SMBs in the Philippines to spend US$3B on ICT in 2008

Gerry Liao
CNet Asia

Small and medium businesses (SMBs, or companies with up to 999 employees) in the Philippines are set to spend more than US$3 billion on info-communications technology (ICT) this year, up 12% over 2007, due to a boom in the overall economy and a rise in the number of SBs (small businesses, or companies with up to 99 staff). This comes from the latest study by New York-based Access Markets International (AMI) Partners, Inc.

“Spending on telecommunications will take the largest piece of the pie, while spending on IT computing – comprising PCs, servers, and printers – will contribute to more than 25% of the total ICT spend,” says Ruth Garin, Singapore-based Research Analyst at AMI Partners. “SMBs comprise up to 99% of all businesses in the Philippines and are a significant contributor to technology spend.”

SMB spending on computing is set to cross US$800 million by the end of 2008, the bulk of it on desktops. “As the first priority, SMBs’ computing investment will go to desktops,” Ms. Garin says. “Small businesses will extend this investment by adding more notebooks to cater to growing mobile employees while medium businesses will spend more on servers.”

Traditional telephony will continue to account for a large majority of the telecom spending and is expected to remain so in the next few years. The close association of reliability with traditional telephony is one of the key factors driving its continued growth. IP telephony, meanwhile, has also started to make inroads into the SMB market, with growth expected to be highest in the mid-market segment.
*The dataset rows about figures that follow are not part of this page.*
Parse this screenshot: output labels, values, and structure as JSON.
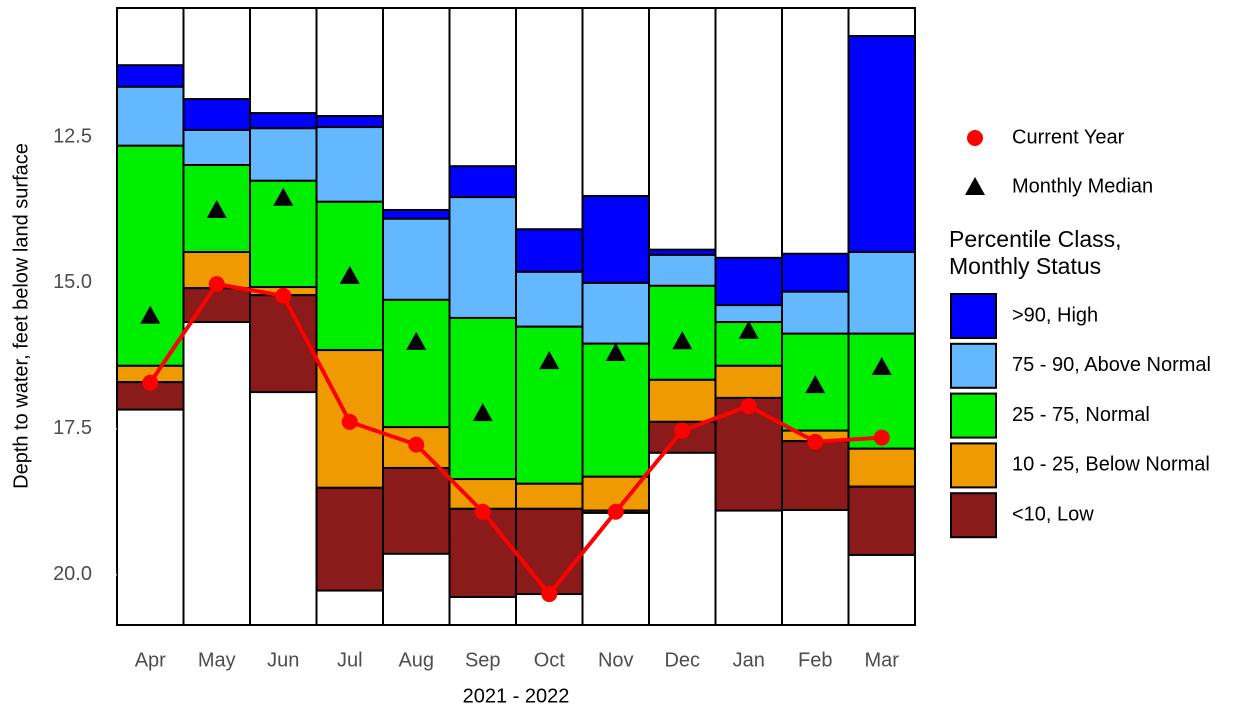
{
  "chart_data": {
    "type": "floating-bar",
    "x_label": "2021 - 2022",
    "y_label": "Depth to water, feet below land surface",
    "categories": [
      "Apr",
      "May",
      "Jun",
      "Jul",
      "Aug",
      "Sep",
      "Oct",
      "Nov",
      "Dec",
      "Jan",
      "Feb",
      "Mar"
    ],
    "ylim": [
      10.29,
      20.86
    ],
    "y_inverted": true,
    "yticks": [
      12.5,
      {
        "value": 15,
        "label": "15.0"
      },
      17.5,
      {
        "value": 20,
        "label": "20.0"
      }
    ],
    "grid": false,
    "legend_title": [
      "Percentile Class,",
      "Monthly Status"
    ],
    "classes": [
      {
        "name": ">90, High",
        "color": "#0000ff",
        "values": [
          [
            11.27,
            11.64
          ],
          [
            11.85,
            12.38
          ],
          [
            12.09,
            12.35
          ],
          [
            12.14,
            12.33
          ],
          [
            13.75,
            13.9
          ],
          [
            13.0,
            13.53
          ],
          [
            14.08,
            14.81
          ],
          [
            13.51,
            15.0
          ],
          [
            14.43,
            14.52
          ],
          [
            14.57,
            15.38
          ],
          [
            14.5,
            15.15
          ],
          [
            10.77,
            14.47
          ]
        ]
      },
      {
        "name": "75 - 90, Above Normal",
        "color": "#63b8ff",
        "values": [
          [
            11.64,
            12.65
          ],
          [
            12.38,
            12.98
          ],
          [
            12.35,
            13.25
          ],
          [
            12.33,
            13.61
          ],
          [
            13.9,
            15.29
          ],
          [
            13.53,
            15.6
          ],
          [
            14.81,
            15.75
          ],
          [
            15.0,
            16.04
          ],
          [
            14.52,
            15.05
          ],
          [
            15.38,
            15.67
          ],
          [
            15.15,
            15.87
          ],
          [
            14.47,
            15.87
          ]
        ]
      },
      {
        "name": "25 - 75, Normal",
        "color": "#00ee00",
        "values": [
          [
            12.65,
            16.42
          ],
          [
            12.98,
            14.47
          ],
          [
            13.25,
            15.07
          ],
          [
            13.61,
            16.15
          ],
          [
            15.29,
            17.47
          ],
          [
            15.6,
            18.36
          ],
          [
            15.75,
            18.44
          ],
          [
            16.04,
            18.32
          ],
          [
            15.05,
            16.66
          ],
          [
            15.67,
            16.42
          ],
          [
            15.87,
            17.53
          ],
          [
            15.87,
            17.84
          ]
        ]
      },
      {
        "name": "10 - 25, Below Normal",
        "color": "#ee9a00",
        "values": [
          [
            16.42,
            16.7
          ],
          [
            14.47,
            15.09
          ],
          [
            15.07,
            15.21
          ],
          [
            16.15,
            18.51
          ],
          [
            17.47,
            18.17
          ],
          [
            18.36,
            18.87
          ],
          [
            18.44,
            18.87
          ],
          [
            18.32,
            18.9
          ],
          [
            16.66,
            17.38
          ],
          [
            16.42,
            16.97
          ],
          [
            17.53,
            17.71
          ],
          [
            17.84,
            18.49
          ]
        ]
      },
      {
        "name": "<10, Low",
        "color": "#8b1a1a",
        "values": [
          [
            16.7,
            17.17
          ],
          [
            15.09,
            15.67
          ],
          [
            15.21,
            16.87
          ],
          [
            18.51,
            20.27
          ],
          [
            18.17,
            19.64
          ],
          [
            18.87,
            20.38
          ],
          [
            18.87,
            20.33
          ],
          [
            18.9,
            18.94
          ],
          [
            17.38,
            17.91
          ],
          [
            16.97,
            18.9
          ],
          [
            17.71,
            18.89
          ],
          [
            18.49,
            19.66
          ]
        ]
      }
    ],
    "series": [
      {
        "name": "Current Year",
        "color": "#ff0000",
        "marker": "circle",
        "values": [
          16.71,
          15.02,
          15.22,
          17.38,
          17.77,
          18.92,
          20.33,
          18.92,
          17.53,
          17.11,
          17.72,
          17.65
        ]
      },
      {
        "name": "Monthly Median",
        "color": "#000000",
        "marker": "triangle",
        "values": [
          15.56,
          13.75,
          13.54,
          14.88,
          16.01,
          17.23,
          16.34,
          16.2,
          16.0,
          15.82,
          16.75,
          16.44
        ]
      }
    ]
  }
}
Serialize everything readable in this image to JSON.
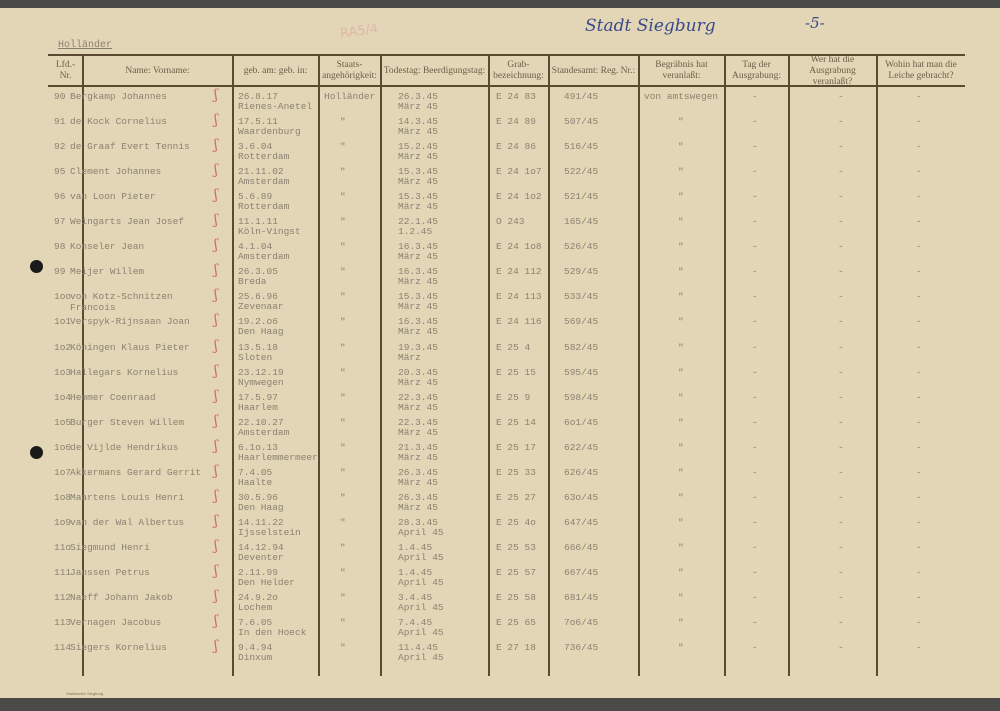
{
  "handwritten_title": "Stadt Siegburg",
  "page_number": "-5-",
  "stamp": "RA5/4",
  "section_label": "Holländer",
  "footer": "Stadtarchiv Siegburg",
  "columns": [
    "Lfd.-Nr.",
    "Name: Vorname:",
    "geb. am: geb. in:",
    "Staats-angehörigkeit:",
    "Todestag: Beerdigungstag:",
    "Grab-bezeichnung:",
    "Standesamt: Reg. Nr.:",
    "Begräbnis hat veranlaßt:",
    "Tag der Ausgrabung:",
    "Wer hat die Ausgrabung veranlaßt?",
    "Wohin hat man die Leiche gebracht?"
  ],
  "rows": [
    {
      "nr": "90",
      "name": "Bergkamp Johannes",
      "born_date": "26.8.17",
      "born_place": "Rienes-Anetel",
      "nat": "Holländer",
      "death": "26.3.45",
      "burial": "März 45",
      "grab": "E 24  83",
      "reg": "491/45",
      "begr": "von amtswegen",
      "tag": "-",
      "wer": "-",
      "wohin": "-"
    },
    {
      "nr": "91",
      "name": "de Kock Cornelius",
      "born_date": "17.5.11",
      "born_place": "Waardenburg",
      "nat": "\"",
      "death": "14.3.45",
      "burial": "März 45",
      "grab": "E 24  89",
      "reg": "507/45",
      "begr": "\"",
      "tag": "-",
      "wer": "-",
      "wohin": "-"
    },
    {
      "nr": "92",
      "name": "de Graaf Evert Tennis",
      "born_date": "3.6.04",
      "born_place": "Rotterdam",
      "nat": "\"",
      "death": "15.2.45",
      "burial": "März 45",
      "grab": "E 24  86",
      "reg": "516/45",
      "begr": "\"",
      "tag": "-",
      "wer": "-",
      "wohin": "-"
    },
    {
      "nr": "95",
      "name": "Clement Johannes",
      "born_date": "21.11.02",
      "born_place": "Amsterdam",
      "nat": "\"",
      "death": "15.3.45",
      "burial": "März 45",
      "grab": "E 24  1o7",
      "reg": "522/45",
      "begr": "\"",
      "tag": "-",
      "wer": "-",
      "wohin": "-"
    },
    {
      "nr": "96",
      "name": "van Loon Pieter",
      "born_date": "5.6.89",
      "born_place": "Rotterdam",
      "nat": "\"",
      "death": "15.3.45",
      "burial": "März 45",
      "grab": "E 24  1o2",
      "reg": "521/45",
      "begr": "\"",
      "tag": "-",
      "wer": "-",
      "wohin": "-"
    },
    {
      "nr": "97",
      "name": "Weingarts Jean Josef",
      "born_date": "11.1.11",
      "born_place": "Köln-Vingst",
      "nat": "\"",
      "death": "22.1.45",
      "burial": "1.2.45",
      "grab": "O    243",
      "reg": "165/45",
      "begr": "\"",
      "tag": "-",
      "wer": "-",
      "wohin": "-"
    },
    {
      "nr": "98",
      "name": "Konseler Jean",
      "born_date": "4.1.04",
      "born_place": "Amsterdam",
      "nat": "\"",
      "death": "16.3.45",
      "burial": "März 45",
      "grab": "E 24  1o8",
      "reg": "526/45",
      "begr": "\"",
      "tag": "-",
      "wer": "-",
      "wohin": "-"
    },
    {
      "nr": "99",
      "name": "Meijer Willem",
      "born_date": "26.3.05",
      "born_place": "Breda",
      "nat": "\"",
      "death": "16.3.45",
      "burial": "März 45",
      "grab": "E 24  112",
      "reg": "529/45",
      "begr": "\"",
      "tag": "-",
      "wer": "-",
      "wohin": "-"
    },
    {
      "nr": "1oo",
      "name": "von Kotz-Schnitzen Francois",
      "born_date": "25.6.96",
      "born_place": "Zevenaar",
      "nat": "\"",
      "death": "15.3.45",
      "burial": "März 45",
      "grab": "E 24  113",
      "reg": "533/45",
      "begr": "\"",
      "tag": "-",
      "wer": "-",
      "wohin": "-"
    },
    {
      "nr": "1o1",
      "name": "Verspyk-Rijnsaan Joan",
      "born_date": "19.2.o6",
      "born_place": "Den Haag",
      "nat": "\"",
      "death": "16.3.45",
      "burial": "März 45",
      "grab": "E 24  116",
      "reg": "569/45",
      "begr": "\"",
      "tag": "-",
      "wer": "-",
      "wohin": "-"
    },
    {
      "nr": "1o2",
      "name": "Köningen Klaus Pieter",
      "born_date": "13.5.18",
      "born_place": "Sloten",
      "nat": "\"",
      "death": "19.3.45",
      "burial": "März",
      "grab": "E 25    4",
      "reg": "582/45",
      "begr": "\"",
      "tag": "-",
      "wer": "-",
      "wohin": "-"
    },
    {
      "nr": "1o3",
      "name": "Hallegars Kornelius",
      "born_date": "23.12.19",
      "born_place": "Nymwegen",
      "nat": "\"",
      "death": "20.3.45",
      "burial": "März 45",
      "grab": "E 25  15",
      "reg": "595/45",
      "begr": "\"",
      "tag": "-",
      "wer": "-",
      "wohin": "-"
    },
    {
      "nr": "1o4",
      "name": "Hemmer Coenraad",
      "born_date": "17.5.97",
      "born_place": "Haarlem",
      "nat": "\"",
      "death": "22.3.45",
      "burial": "März 45",
      "grab": "E 25   9",
      "reg": "598/45",
      "begr": "\"",
      "tag": "-",
      "wer": "-",
      "wohin": "-"
    },
    {
      "nr": "1o5",
      "name": "Burger Steven Willem",
      "born_date": "22.10.27",
      "born_place": "Amsterdam",
      "nat": "\"",
      "death": "22.3.45",
      "burial": "März 45",
      "grab": "E 25  14",
      "reg": "6o1/45",
      "begr": "\"",
      "tag": "-",
      "wer": "-",
      "wohin": "-"
    },
    {
      "nr": "1o6",
      "name": "de Vijlde Hendrikus",
      "born_date": "6.1o.13",
      "born_place": "Haarlemmermeer",
      "nat": "\"",
      "death": "21.3.45",
      "burial": "März 45",
      "grab": "E 25  17",
      "reg": "622/45",
      "begr": "\"",
      "tag": "-",
      "wer": "-",
      "wohin": "-"
    },
    {
      "nr": "1o7",
      "name": "Akkermans Gerard Gerrit",
      "born_date": "7.4.05",
      "born_place": "Haalte",
      "nat": "\"",
      "death": "26.3.45",
      "burial": "März 45",
      "grab": "E 25  33",
      "reg": "626/45",
      "begr": "\"",
      "tag": "-",
      "wer": "-",
      "wohin": "-"
    },
    {
      "nr": "1o8",
      "name": "Maartens Louis Henri",
      "born_date": "30.5.96",
      "born_place": "Den Haag",
      "nat": "\"",
      "death": "26.3.45",
      "burial": "März 45",
      "grab": "E 25  27",
      "reg": "63o/45",
      "begr": "\"",
      "tag": "-",
      "wer": "-",
      "wohin": "-"
    },
    {
      "nr": "1o9",
      "name": "van der Wal Albertus",
      "born_date": "14.11.22",
      "born_place": "Ijsselstein",
      "nat": "\"",
      "death": "28.3.45",
      "burial": "April 45",
      "grab": "E 25  4o",
      "reg": "647/45",
      "begr": "\"",
      "tag": "-",
      "wer": "-",
      "wohin": "-"
    },
    {
      "nr": "11o",
      "name": "Siegmund Henri",
      "born_date": "14.12.94",
      "born_place": "Deventer",
      "nat": "\"",
      "death": "1.4.45",
      "burial": "April 45",
      "grab": "E 25  53",
      "reg": "666/45",
      "begr": "\"",
      "tag": "-",
      "wer": "-",
      "wohin": "-"
    },
    {
      "nr": "111",
      "name": "Janssen Petrus",
      "born_date": "2.11.99",
      "born_place": "Den Helder",
      "nat": "\"",
      "death": "1.4.45",
      "burial": "April 45",
      "grab": "E 25  57",
      "reg": "667/45",
      "begr": "\"",
      "tag": "-",
      "wer": "-",
      "wohin": "-"
    },
    {
      "nr": "112",
      "name": "Naeff Johann Jakob",
      "born_date": "24.9.2o",
      "born_place": "Lochem",
      "nat": "\"",
      "death": "3.4.45",
      "burial": "April 45",
      "grab": "E 25  58",
      "reg": "681/45",
      "begr": "\"",
      "tag": "-",
      "wer": "-",
      "wohin": "-"
    },
    {
      "nr": "113",
      "name": "Vernagen Jacobus",
      "born_date": "7.6.05",
      "born_place": "In den Hoeck",
      "nat": "\"",
      "death": "7.4.45",
      "burial": "April 45",
      "grab": "E 25  65",
      "reg": "7o6/45",
      "begr": "\"",
      "tag": "-",
      "wer": "-",
      "wohin": "-"
    },
    {
      "nr": "114",
      "name": "Siegers Kornelius",
      "born_date": "9.4.94",
      "born_place": "Dinxum",
      "nat": "\"",
      "death": "11.4.45",
      "burial": "April 45",
      "grab": "E 27  18",
      "reg": "736/45",
      "begr": "\"",
      "tag": "-",
      "wer": "-",
      "wohin": "-"
    }
  ]
}
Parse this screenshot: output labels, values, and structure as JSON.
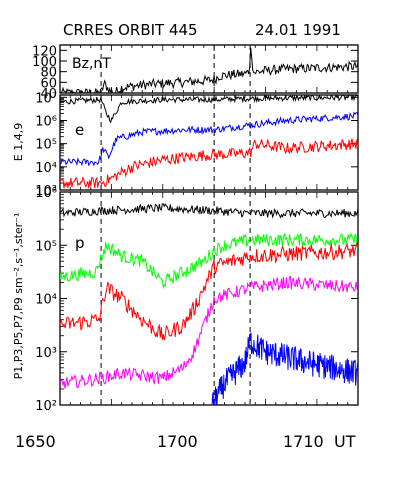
{
  "header": {
    "title": "CRRES ORBIT 445",
    "date": "24.01 1991"
  },
  "colors": {
    "black": "#000000",
    "blue": "#0000ff",
    "red": "#ff0000",
    "green": "#00ff00",
    "magenta": "#ff00ff"
  },
  "chart_data": {
    "type": "line",
    "x_unit": "UT",
    "x_ticks": [
      "1650",
      "1700",
      "1710"
    ],
    "x_tick_values": [
      1650,
      1700,
      1710
    ],
    "x_range_minutes": [
      0,
      29
    ],
    "markers_minutes": [
      4.0,
      15.0,
      18.5
    ],
    "panels": [
      {
        "id": "bz",
        "label": "Bz,nT",
        "scale": "linear",
        "ylim": [
          40,
          130
        ],
        "y_ticks": [
          "40",
          "60",
          "80",
          "100",
          "120"
        ],
        "y_tick_values": [
          40,
          60,
          80,
          100,
          120
        ],
        "series": [
          {
            "color": "black",
            "noise": 3,
            "points": [
              [
                0,
                40
              ],
              [
                4,
                40
              ],
              [
                4.3,
                58
              ],
              [
                4.8,
                45
              ],
              [
                5.3,
                40
              ],
              [
                6,
                50
              ],
              [
                8,
                55
              ],
              [
                10,
                58
              ],
              [
                12,
                60
              ],
              [
                14,
                63
              ],
              [
                15,
                65
              ],
              [
                15.5,
                72
              ],
              [
                16.5,
                74
              ],
              [
                18,
                76
              ],
              [
                18.4,
                80
              ],
              [
                18.6,
                130
              ],
              [
                18.8,
                78
              ],
              [
                20,
                82
              ],
              [
                22,
                85
              ],
              [
                24,
                86
              ],
              [
                26,
                88
              ],
              [
                29,
                90
              ]
            ]
          }
        ]
      },
      {
        "id": "e",
        "label": "e",
        "ylabel": "E 1,4,9",
        "scale": "log",
        "ylim_exp": [
          3,
          7.1
        ],
        "y_ticks": [
          "10³",
          "10⁴",
          "10⁵",
          "10⁶",
          "10⁷"
        ],
        "y_tick_exp": [
          3,
          4,
          5,
          6,
          7
        ],
        "series": [
          {
            "color": "black",
            "noise": 0.12,
            "points": [
              [
                0,
                6.8
              ],
              [
                2,
                6.85
              ],
              [
                4,
                6.9
              ],
              [
                4.5,
                6.3
              ],
              [
                5,
                6.0
              ],
              [
                5.5,
                6.4
              ],
              [
                6,
                6.8
              ],
              [
                10,
                6.9
              ],
              [
                15,
                6.9
              ],
              [
                18.5,
                6.95
              ],
              [
                29,
                7.0
              ]
            ]
          },
          {
            "color": "blue",
            "noise": 0.15,
            "points": [
              [
                0,
                4.2
              ],
              [
                3.8,
                4.2
              ],
              [
                4.2,
                4.8
              ],
              [
                4.7,
                4.4
              ],
              [
                5.5,
                5.2
              ],
              [
                8,
                5.5
              ],
              [
                12,
                5.6
              ],
              [
                15,
                5.6
              ],
              [
                18.5,
                5.8
              ],
              [
                22,
                6.0
              ],
              [
                29,
                6.2
              ]
            ]
          },
          {
            "color": "red",
            "noise": 0.25,
            "points": [
              [
                0,
                3.3
              ],
              [
                4,
                3.3
              ],
              [
                5,
                3.5
              ],
              [
                7,
                4.0
              ],
              [
                10,
                4.3
              ],
              [
                14,
                4.5
              ],
              [
                18.5,
                4.6
              ],
              [
                19,
                5.0
              ],
              [
                22,
                4.8
              ],
              [
                29,
                5.0
              ]
            ]
          }
        ]
      },
      {
        "id": "p",
        "label": "p",
        "ylabel": "P1,P3,P5,P7,P9 sm⁻²,s⁻¹,ster⁻¹",
        "scale": "log",
        "ylim_exp": [
          2,
          6
        ],
        "y_ticks": [
          "10²",
          "10³",
          "10⁴",
          "10⁵",
          "10⁶"
        ],
        "y_tick_exp": [
          2,
          3,
          4,
          5,
          6
        ],
        "series": [
          {
            "color": "black",
            "noise": 0.08,
            "points": [
              [
                0,
                5.6
              ],
              [
                4,
                5.65
              ],
              [
                10,
                5.7
              ],
              [
                15,
                5.65
              ],
              [
                18.5,
                5.6
              ],
              [
                29,
                5.6
              ]
            ]
          },
          {
            "color": "green",
            "noise": 0.12,
            "points": [
              [
                0,
                4.4
              ],
              [
                3.5,
                4.5
              ],
              [
                4.5,
                5.0
              ],
              [
                6,
                4.8
              ],
              [
                8,
                4.7
              ],
              [
                10,
                4.3
              ],
              [
                12,
                4.5
              ],
              [
                14,
                4.7
              ],
              [
                15,
                4.9
              ],
              [
                16,
                5.0
              ],
              [
                18.5,
                5.1
              ],
              [
                29,
                5.1
              ]
            ]
          },
          {
            "color": "red",
            "noise": 0.15,
            "points": [
              [
                0,
                3.5
              ],
              [
                3.8,
                3.6
              ],
              [
                4.5,
                4.2
              ],
              [
                6,
                4.0
              ],
              [
                8,
                3.6
              ],
              [
                10,
                3.3
              ],
              [
                12,
                3.5
              ],
              [
                13,
                3.8
              ],
              [
                14,
                4.2
              ],
              [
                15,
                4.6
              ],
              [
                18.5,
                4.8
              ],
              [
                29,
                4.9
              ]
            ]
          },
          {
            "color": "magenta",
            "noise": 0.12,
            "points": [
              [
                0,
                2.4
              ],
              [
                4,
                2.5
              ],
              [
                6,
                2.6
              ],
              [
                10,
                2.5
              ],
              [
                12,
                2.7
              ],
              [
                13,
                3.0
              ],
              [
                14,
                3.5
              ],
              [
                15,
                4.0
              ],
              [
                18.5,
                4.2
              ],
              [
                22,
                4.3
              ],
              [
                29,
                4.2
              ]
            ]
          },
          {
            "color": "blue",
            "start": 14.8,
            "noise": 0.25,
            "points": [
              [
                14.8,
                2.0
              ],
              [
                16,
                2.4
              ],
              [
                18,
                2.8
              ],
              [
                18.5,
                3.2
              ],
              [
                20,
                3.0
              ],
              [
                24,
                2.8
              ],
              [
                29,
                2.6
              ]
            ]
          }
        ]
      }
    ]
  }
}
In applications, security and storage will see the fastest growth in the Philippines this year. “Both technologies are expected to register high annual double-digit growth, in excess of 20%,” Ms. Garin says. “The growing volume of email and use of digital media will be the top drivers for adopting or enhancing storage infrastructure. Security threats and the growing online population of the country will see growth in security software spending.”

In addition, companies see business applications such as ERM and CRM as important to their businesses – whether or not they are currently using it. “SMBs may not have deployed such enterprise software but they recognize its strategic importance to their business,” Ms. Garin says. “This is a crucial first step to their adoption of such applications.”

Though SBs and MBs behave differently, both are on the same footing when it comes to competition. Both cited strong competition as the topmost challenge for this year. “SMBs recognize IT’s role in maintaining a competitive edge and are prepared to build competencies around technology,” Ms. Garin says. “The effective use of technology in product and services delivery is a key differentiator among a very competitive market.”

Understanding how SMBs behave, their purchase cycle and who influences their purchase decision, channel preferences, and their top investment priorities would be key to nailing this market. The study reveals that there is a huge opportunity that vendors can tap on the Philippine SMB market.